Furthermore, there are numerous challenges in getting aid into rebel-occupied Syria. Since the government controls the distribution and flow of aid that enters Syria through Damascus, the United Nations has to use the Bab al-Hawa border crossing from Turkey to directly deliver aid into the opposition held areas. Unfortunately, this border crossing has been difficult to access due to the earthquake. While the European Union announced that they will work with the UN Office for the Coordination of Humanitarian Affairs to get aid into all parts of Syria, they are still firm on not lifting sanctions which were placed in response to how al-Assad’s authoritarian regime violently handled protests. Despite requests from Syrian officials like Khaled Hboubati, the head of the Red Crescent, EU spokesperson Balazs Ujvari mentioned that the sanctions will not be lifted as they do not “prohibit the export of food, medicines or medical equipment (to Syria)”. 

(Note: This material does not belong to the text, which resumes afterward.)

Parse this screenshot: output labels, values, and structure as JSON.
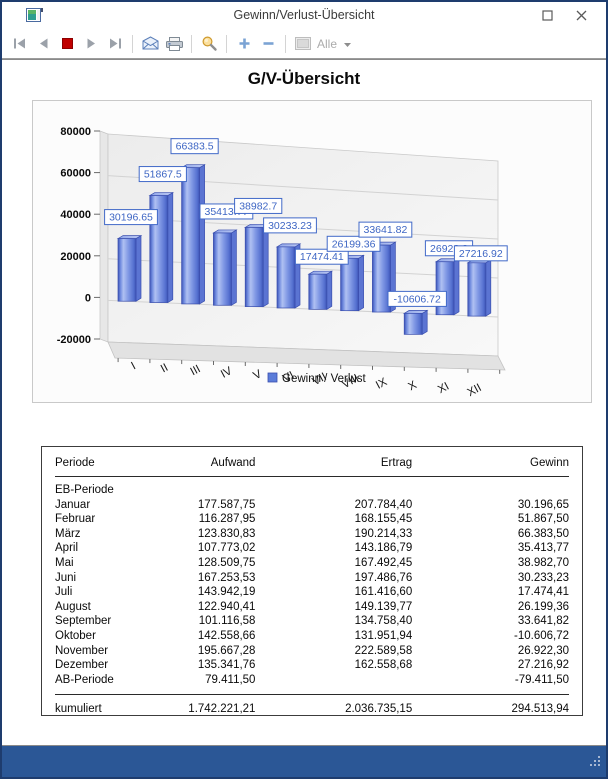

Members of the international community are all showing their support in various ways. Turkish Airlines and Pegasus airlines are offering free transportation out of the region. Pegasus airlines said that domestic flights from a number of local airports will be free through the 12th, and Yahya Ustun, the Vice President of Turkish Airlines, announced that they will continue to help with evacuation efforts. Turkish communities in other EU countries like Britain and Germany are raising funds to send back home to help the displaced populations. India, the United States and other countries sent rescue teams and continue to work with the UN to ensure that aid gets delivered into the impacted regions. 

Since it has been a few weeks since the earthquake took place and rescue operations began, information is still being updated.